On October 24th, 2005, Hurricane Wilma made landfall on the south western shore of the Florida peninsula. This major disturbance destroyed approximately 30 percent of the mangrove forests in the area. However, the damage to the ecosystem following the hurricane provided researchers at the Florida Coastal Everglades (FCE) LTER site with the rare opportunity to track the recovery process of the mangroves as determined by carbon dioxide (CO2) and energy exchanges, measured along daily and seasonal time scales.
The FCE flux tower located in the Everglades National Park, which became operational in 2004 as a means to investigate mangrove forest-atmosphere exchanges of carbon, water, and energy, turned out to be just the right instrument for this important study.
The damaged mangrove forest site provided an ideal setting for studying resiliency and recovery of a forest following a major disturbance. Studies of carbon and energy flows serve as key metrics for forest recovery as these fluxes converge to either pre-disturbance patterns or some new steady state. These flows of carbon, water vapor, and measurable heat between the forest and the atmosphere, were determined with a tower-mounted eddy covariance system.
Following the sudden loss of biomass and leaf area after Wilma, the net ecosystem production (NEP), which is the sum of photosynthetic assimilation and respiratory losses of carbon, was substantially reduced compared to the pre-disturbance value. Nighttime processes of respiration remained relatively constant before and immediately after the disturbance; therefore, the net effect of respiration processes in the ecosystem was not dramatically affected (Figure 1). This result suggests that dead biomass, which remained within the flux footprint, was decomposing slowly and not contributing much to higher ecosystem respiration rates.
Immediately after Wilma, a reduction in carbon sequestration during daytime hours (Figure 1) was attributed to the loss of mangrove biomass and leaf area. This overall reduction of NEP can be observed through several years following the hurricane (Figure 2). Additionally, mortality of the mangroves continued for several years after Wilma while sediment surface elevations decreased, probably due to the decomposition of belowground organic matter.
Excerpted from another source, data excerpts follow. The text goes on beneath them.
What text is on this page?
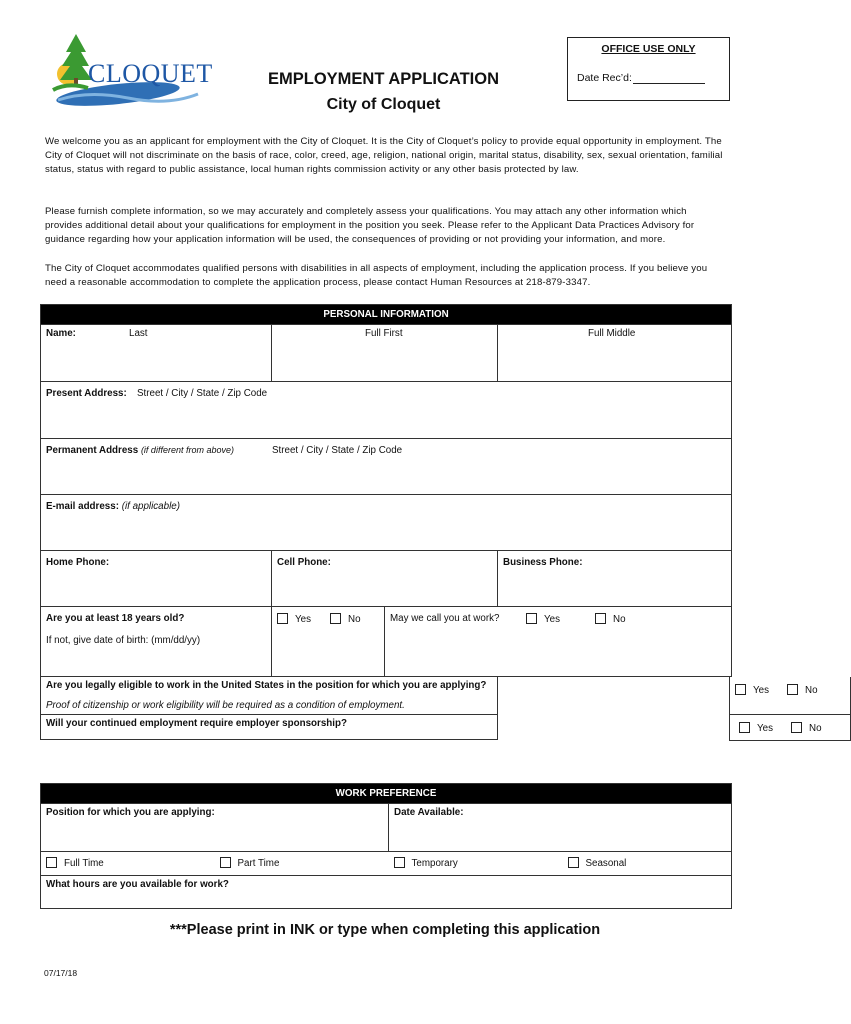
CLOQUET
OFFICE USE ONLY
Date Rec’d:
EMPLOYMENT APPLICATION
City of Cloquet
We welcome you as an applicant for employment with the City of Cloquet. It is the City of Cloquet’s policy to provide equal opportunity in employment. The City of Cloquet will not discriminate on the basis of race, color, creed, age, religion, national origin, marital status, disability, sex, sexual orientation, familial status, status with regard to public assistance, local human rights commission activity or any other basis protected by law.
Please furnish complete information, so we may accurately and completely assess your qualifications. You may attach any other information which provides additional detail about your qualifications for employment in the position you seek. Please refer to the Applicant Data Practices Advisory for guidance regarding how your application information will be used, the consequences of providing or not providing your information, and more.
The City of Cloquet accommodates qualified persons with disabilities in all aspects of employment, including the application process. If you believe you need a reasonable accommodation to complete the application process, please contact Human Resources at 218-879-3347.
PERSONAL INFORMATION			

Name: Last	Full First		Full Middle

Present Address: Street / City / State / Zip Code			

Permanent Address (if different from above) Street / City / State / Zip Code			

E-mail address: (if applicable)			

Home Phone:	Cell Phone:		Business Phone:

Are you at least 18 years old?
If not, give date of birth: (mm/dd/yy)	Yes No	May we call you at work? Yes No	

Are you legally eligible to work in the United States in the position for which you are applying?
Proof of citizenship or work eligibility will be required as a condition of employment.			Yes No

Will your continued employment require employer sponsorship?			Yes No
WORK PREFERENCE			

Position for which you are applying:		Date Available:	

Full Time	Part Time	Temporary	Seasonal

What hours are you available for work?			
***Please print in INK or type when completing this application
07/17/18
However, the magnitude of NEP following the disturbance (800 to 850 g C m-2 yr-1) was still much greater than those values (mean±1 standard deviation) determined for a global dataset of temperate terrestrial evergreen (398±42 g C m-2 yr-1) and deciduous (311±38 g C m-2 yr-1) forests (Luyssaert et al., 2007).
Still, this disturbed ecosystem is rapidly recovering as evidenced by increases in NEP and leaf area index, and rapid growth of saplings in the forest understory. We continue to track the recovery of the ecosystem structure and function through the metrics of NEP and its components—namely, gross ecosystem production and ecosystem respiration. This study is unraveling some of the mysteries behind mangrove forest recovery through near real-time monitoring of biophysical and microclimatological processes.
Reference
Luyssaert, S., et al. (2007), CO2 balance of boreal, temperate, and tropical forests derived from a global database, Global Change Biology, 13, 2509-2537.